If you were pushed to pick a selection of the most notable book covers of recent years, there’s a very good chance some of Jon Gray’s designs would be in there. From Sally Rooney’s critically acclaimed bestseller, Normal People, which adorned every bookshop window display late last year, to Zadie Smith’s Swing Time, which seemed to make at least one appearance on every tube journey to and from home.
It’s been a mixture of luck and skill (mostly the latter) that has got Jon to where he is now, designing book covers for some of the biggest authors and publishers around. “I studied at LCC a very long time ago and I was fortunate enough to get an internship at Little, Brown Book Group during the summer of my second year,” he explains. “When I finished college they offered me a job and I’ve been designing book covers ever since.” Despite partially falling into his early days of design work, the route he’s take seems inevitable; both of his parents were avid readers and his dad was an archivist, “so it’s no real surprise that I gravitated to all things paper,” he says.
Working out of a studio in Dalston that he shares with illustrators Tom Gauld and Dan Mumford, Jon has a busy schedule. But despite jumping from bestseller to bestseller, he tells us that he’s often still critical of his own work. “Getting past that seems to get harder and harder the longer you do the job. It’s learning how to switch off that critical voice long enough to give yourself the time to play, to experiment, that I think is the key to making good work.” Jon goes on to describe his envy of people who can naturally forgo their impulsive fault-finding and details a process that belies his true artistry:
“1. Hooray new job! 2. Read it and take notes. 3. Look at notes and recognise sinking feeling in stomach. 4. Bang head against wall as deadline looms, repeating mantra: ‘you’re shit, you’re shit…’ 5. Look on as deadline passes and angry emails appear in inbox.” But the sixth step is the one he wishes he could just skip to from the start: “6. Go back to notes and realise that actually, if I take a breath and calmly assess what’s in front of me, then give myself a bit of room to play around, there is usually the makings of an idea in there somewhere.”
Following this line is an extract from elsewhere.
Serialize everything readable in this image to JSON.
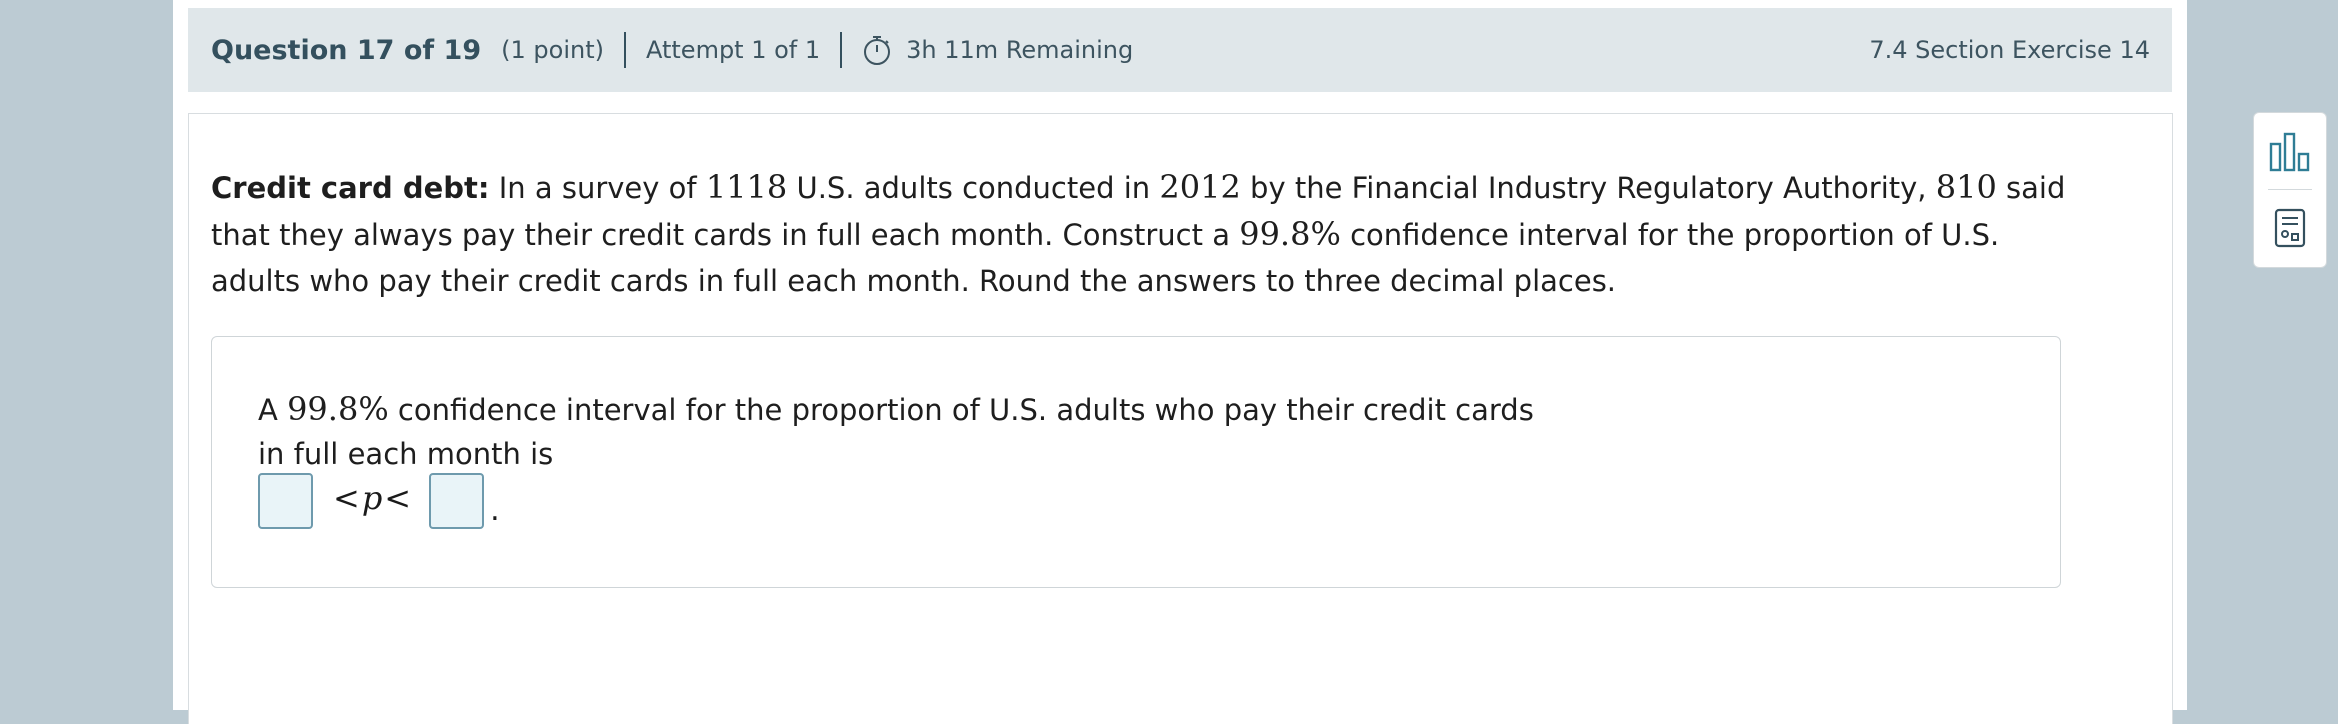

Strenuous and stressful as it might be, it’s a tried and tested method that has brought Jon much success. Having designed around 3000 covers since he first ventured into the industry, many of them have set the bar for his fellow designers. In 2002 his cover for Jonathan Safran Foer’s first book, Everything is Illuminated, brought about the revival of hand-lettered typography, sparking off ten years of DIY aesthetics that were a reprieve from the clean and cliched design that had been so prevalent before.
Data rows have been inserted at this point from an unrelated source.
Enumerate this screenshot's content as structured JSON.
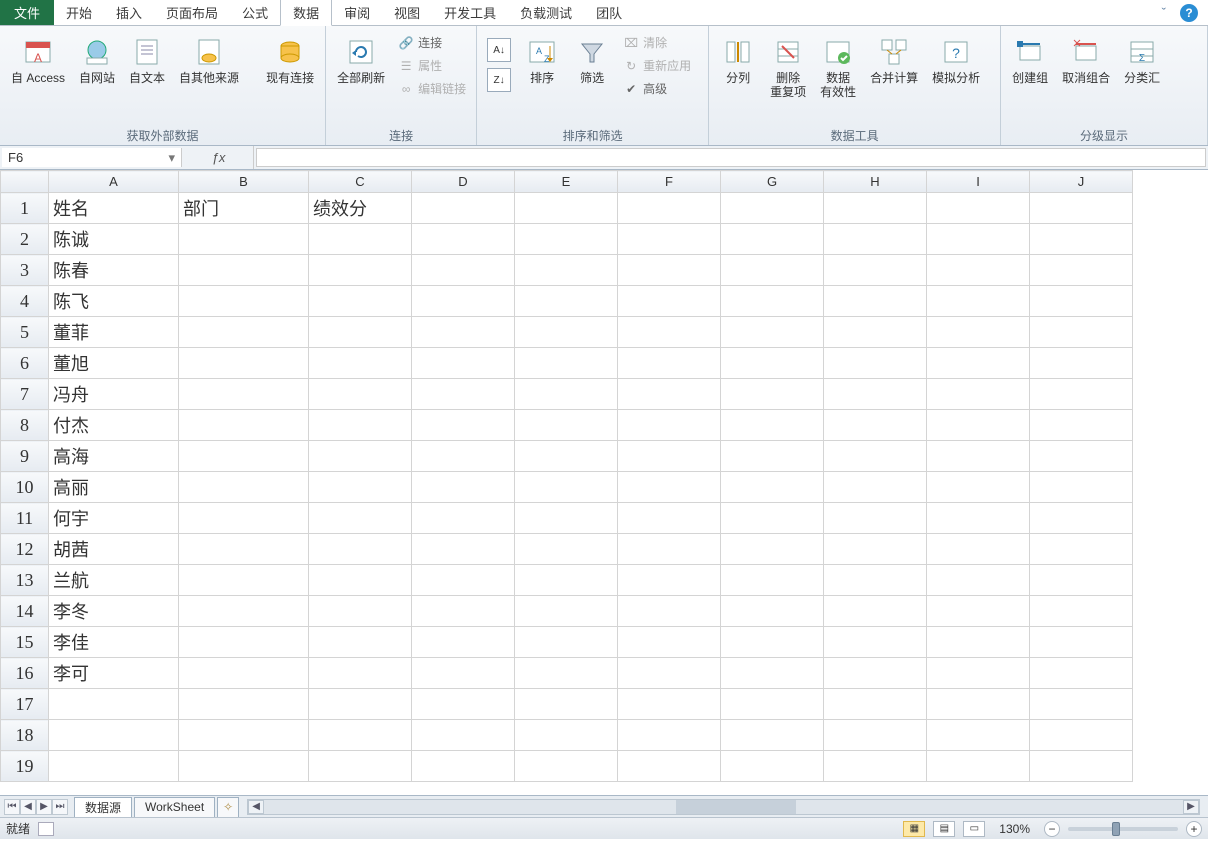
{
  "menu": {
    "file": "文件",
    "tabs": [
      "开始",
      "插入",
      "页面布局",
      "公式",
      "数据",
      "审阅",
      "视图",
      "开发工具",
      "负载测试",
      "团队"
    ],
    "active_index": 4
  },
  "ribbon": {
    "groups": {
      "get_external": {
        "label": "获取外部数据",
        "btns": {
          "access": "自 Access",
          "web": "自网站",
          "text": "自文本",
          "other": "自其他来源",
          "existing": "现有连接"
        }
      },
      "connections": {
        "label": "连接",
        "refresh": "全部刷新",
        "mini": {
          "conn": "连接",
          "props": "属性",
          "editlinks": "编辑链接"
        }
      },
      "sort_filter": {
        "label": "排序和筛选",
        "sort_az": "A→Z",
        "sort_za": "Z→A",
        "sort": "排序",
        "filter": "筛选",
        "mini": {
          "clear": "清除",
          "reapply": "重新应用",
          "advanced": "高级"
        }
      },
      "data_tools": {
        "label": "数据工具",
        "split": "分列",
        "dedup": "删除\n重复项",
        "validate": "数据\n有效性",
        "consolidate": "合并计算",
        "whatif": "模拟分析"
      },
      "outline": {
        "label": "分级显示",
        "group": "创建组",
        "ungroup": "取消组合",
        "subtotal": "分类汇"
      }
    }
  },
  "namebox": "F6",
  "formula": "",
  "columns": [
    "A",
    "B",
    "C",
    "D",
    "E",
    "F",
    "G",
    "H",
    "I",
    "J"
  ],
  "rows": [
    {
      "n": 1,
      "A": "姓名",
      "B": "部门",
      "C": "绩效分"
    },
    {
      "n": 2,
      "A": "陈诚"
    },
    {
      "n": 3,
      "A": "陈春"
    },
    {
      "n": 4,
      "A": "陈飞"
    },
    {
      "n": 5,
      "A": "董菲"
    },
    {
      "n": 6,
      "A": "董旭"
    },
    {
      "n": 7,
      "A": "冯舟"
    },
    {
      "n": 8,
      "A": "付杰"
    },
    {
      "n": 9,
      "A": "高海"
    },
    {
      "n": 10,
      "A": "高丽"
    },
    {
      "n": 11,
      "A": "何宇"
    },
    {
      "n": 12,
      "A": "胡茜"
    },
    {
      "n": 13,
      "A": "兰航"
    },
    {
      "n": 14,
      "A": "李冬"
    },
    {
      "n": 15,
      "A": "李佳"
    },
    {
      "n": 16,
      "A": "李可"
    },
    {
      "n": 17
    },
    {
      "n": 18
    },
    {
      "n": 19
    }
  ],
  "sheets": {
    "active": "数据源",
    "others": [
      "WorkSheet"
    ]
  },
  "status": {
    "ready": "就绪",
    "zoom": "130%"
  }
}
That being said, Jon’s covers are not simply aesthetically pleasing; they’re also suitably thoughtful. He always asks for the most text possible from his clients, in order to kickstart his creative process. “I struggle designing without knowing the mood of the book, it’s character,” he says. “I’m not good at fishing in the dark for concepts and I think my best work comes about when it’s rooted in the text.”
But sometimes, he has to make do with very little. Which is why working with gifted authors like Zadie Smith and wonderful editors like Simon Prosser (Zadie’s editor) is such a blessing: “They will send me a great brief that outlines the plot and sets the mood. There will be visual references and often a strong sense of the area that the book should sit, but with plenty of room to experiment.”
He adds that working with high-profile clients is easier than one might think. “People often imagine that designing covers for big authors is going to be harder somehow. It’s true that marketing and sales departments have a big say in the final cover, but generally, if you can make an author and their editor happy, the rest will follow.”
And he’s certainly made many very happy. Other notable titles in his expansive and diverse portfolio include David Foster Wallace’s landmark novel, Infinite Jest, two books by Salman Rushdie and, more recently, some rejackets for J.D. Salinger, to name but a few. “These I feel particularly proud of because they were the last collaboration with my very good friend John Hamilton, an art-director at Penguin who sadly passed away in February. Also, Salinger is always a joy to read and re-read.”
But for such an accomplished and long-standing designer, what can possibly be left? Well, Jon insists, “there are so many covers I’ve still not been lucky enough to design: Carver, Greene, Murdoch, Stein, Simenon and anything by Denis Johnson.” Though he adds, “My agent Dutch Uncle gets me into other worlds outside of publishing and that’s always exciting. I’d love to do some work in film if anyone will have me, and still have plans for a children’s book. In general though, I love my job and feel very lucky that people continue to give me work.”